To the best of my (limited) knowledge, early style fuel tanks had the cylinder type fuel sender and an instrument cluster / fuel gauge that looked like this: and then later fuel tanks (mines a ‘74 and has this later type) have a swing floatation arm type sender, and a dash cluster /fuel gauge that looked like this: I may well be wrong! I’d hazard a guess with yours being a 72, it’ll be the early type even so.
Awww shucks, now I’m all embarrassed! Actually I’m not entirely right, as the picture of the late dash pod appears to offer a red warning light of G&T, where sadly I’m sure mine offers Oil.
It’s a Cat Warning (Katzewarnungsgeraet), in case one runs out into the road in front of you. Will also detect Senior Citizens, I believe.
Well…… my Feb ‘73 (type4) has the earlier gauge but a lever-type sensor and a 60 litre tank I believe. (Gauge was always pretty hopeless and came without a stabilizer, but fitting one rendered it useless. Then it packed up altogether when the contacts loosened and shorted out so it’s purely ornamental now). As for putting super in to keep e5, I’ve been buying that stuff for my other cars for years but I can’t believe the price it’s at now. Reckon now there’s a captive market it will continue to get more expensive still… I might look into whether it’s worth keeping a bottle of additive just in case, but presumed that it can’t change the ethanol content so won’t actually make any difference to potential pipe damage? All mine are fairly recent and I think resistant to some ethanol content from memory, but what standard I don’t recall. Better check…
As I understand it, the earlier moving-coil type gauges don’t need a stabiliser, and fitting might make it go barmy - as you’ve found. The late gauges are heavily damped but I believe the tube type sender does the damping on earlier ones. An odd match is unlikely to work.

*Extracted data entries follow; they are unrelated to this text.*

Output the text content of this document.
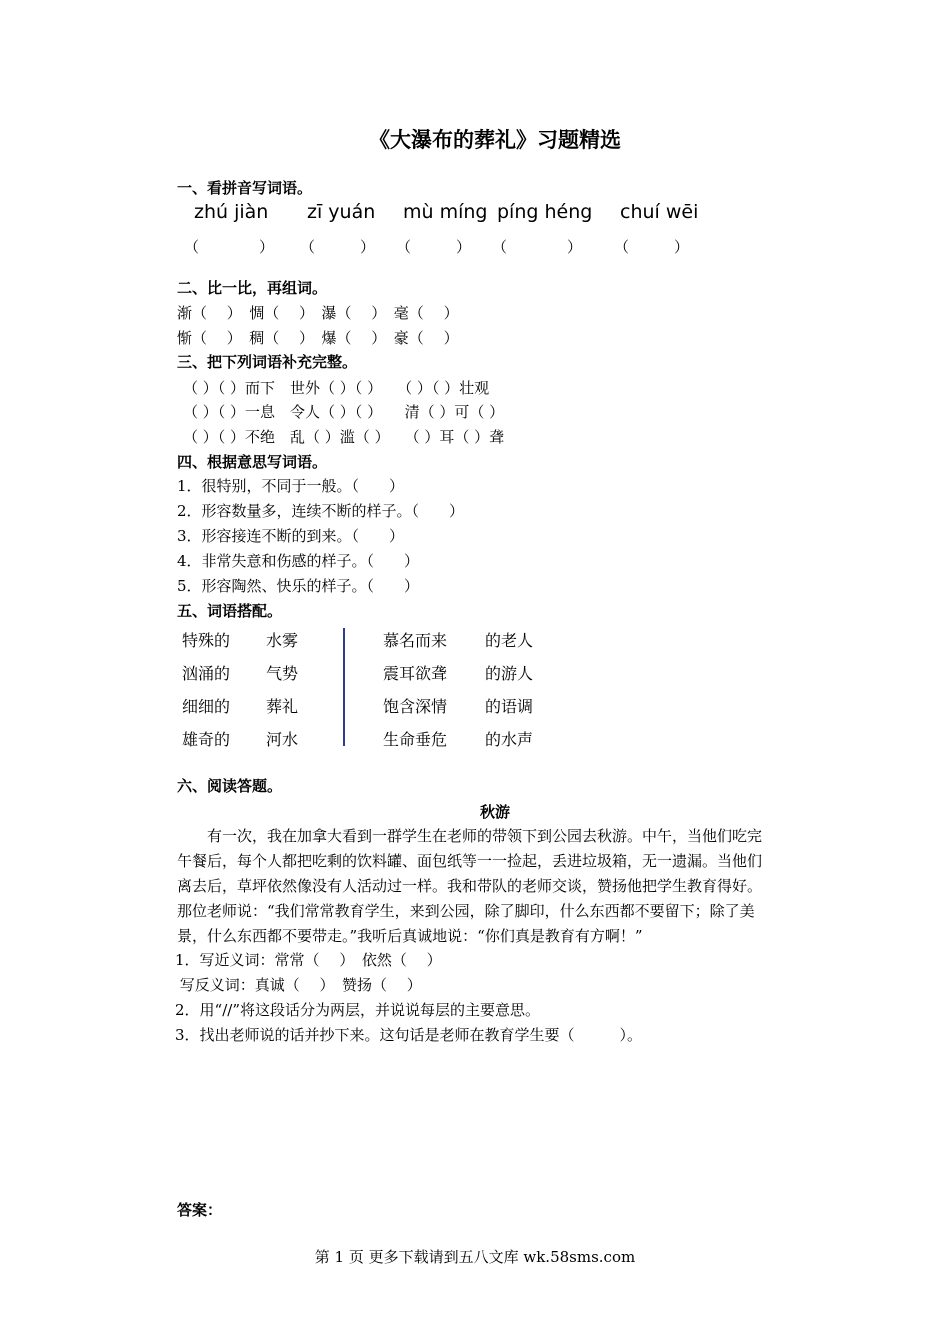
《大瀑布的葬礼》习题精选
一、看拼音写词语。
zhú jiàn zī yuán mù míng píng héng chuí wēi
（　　　　） （　　　） （　　　） （　　　　） （　　　）
二、比一比，再组词。
渐（　 ）　惆（　 ）　瀑（　 ）　毫（　 ）
惭（　 ）　稠（　 ）　爆（　 ）　豪（　 ）
三、把下列词语补充完整。
（ ）（ ）而下　世外（ ）（ ）　　（ ）（ ）壮观
（ ）（ ）一息　令人（ ）（ ）　　清（ ）可（ ）
（ ）（ ）不绝　乱（ ）滥（ ）　　（ ）耳（ ）聋
四、根据意思写词语。
1．很特别，不同于一般。（　　）
2．形容数量多，连续不断的样子。（　　）
3．形容接连不断的到来。（　　）
4．非常失意和伤感的样子。（　　）
5．形容陶然、快乐的样子。（　　）
五、词语搭配。
特殊的
汹涌的
细细的
雄奇的
水雾
气势
葬礼
河水
慕名而来
震耳欲聋
饱含深情
生命垂危
的老人
的游人
的语调
的水声
六、阅读答题。
秋游
　　有一次，我在加拿大看到一群学生在老师的带领下到公园去秋游。中午，当他们吃完
午餐后，每个人都把吃剩的饮料罐、面包纸等一一捡起，丢进垃圾箱，无一遗漏。当他们
离去后，草坪依然像没有人活动过一样。我和带队的老师交谈，赞扬他把学生教育得好。
那位老师说：“我们常常教育学生，来到公园，除了脚印，什么东西都不要留下；除了美
景，什么东西都不要带走。”我听后真诚地说：“你们真是教育有方啊！”
　　1．写近义词：常常（　 ）　依然（　 ）
　　 写反义词：真诚（　 ）　赞扬（　 ）
　　2．用“//”将这段话分为两层，并说说每层的主要意思。
　　3．找出老师说的话并抄下来。这句话是老师在教育学生要（　　　）。
答案：
第 1 页 更多下载请到五八文库 wk.58sms.com
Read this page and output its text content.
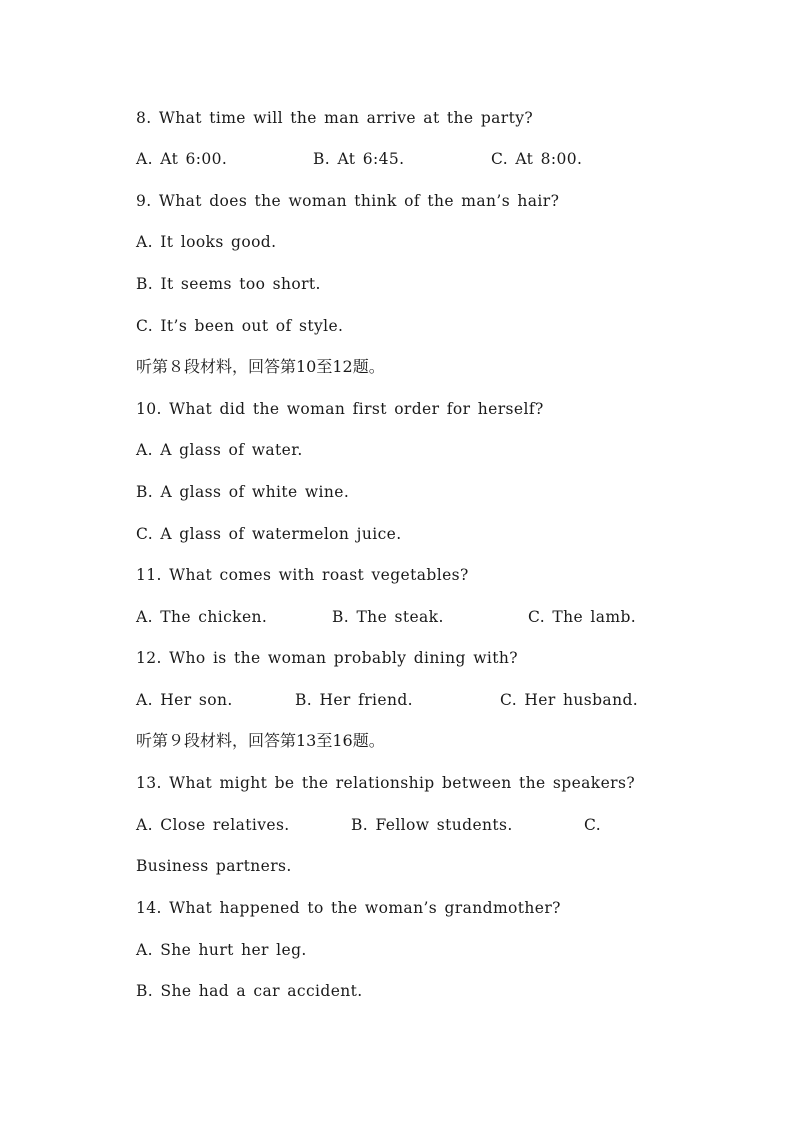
8. What time will the man arrive at the party?
A. At 6:00.	B. At 6:45.	C. At 8:00.
9. What does the woman think of the man’s hair?
A. It looks good.
B. It seems too short.
C. It’s been out of style.
听第８段材料，回答第10至12题。
10. What did the woman first order for herself?
A. A glass of water.
B. A glass of white wine.
C. A glass of watermelon juice.
11. What comes with roast vegetables?
A. The chicken.	B. The steak.	C. The lamb.
12. Who is the woman probably dining with?
A. Her son.	B. Her friend.	C. Her husband.
听第９段材料，回答第13至16题。
13. What might be the relationship between the speakers?
A. Close relatives.	B. Fellow students.	C.
Business partners.
14. What happened to the woman’s grandmother?
A. She hurt her leg.
B. She had a car accident.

Damped it most certainly wasn’t! At least in my ownership! Anyway replaced with something else now. My gripe with super today when I tried to fill the bus tank was that the pump would only give me £5.19 worth before it ran out. All the other pumps were busy so I went on my way with about an extra 10 miles worth of fuel at today’s prices. The next station I went to fill up again and found I’d chosen the ‘Pay at pump’ lane which wouldn’t take my phone contactless payment so another pump was required. I don’t get out much!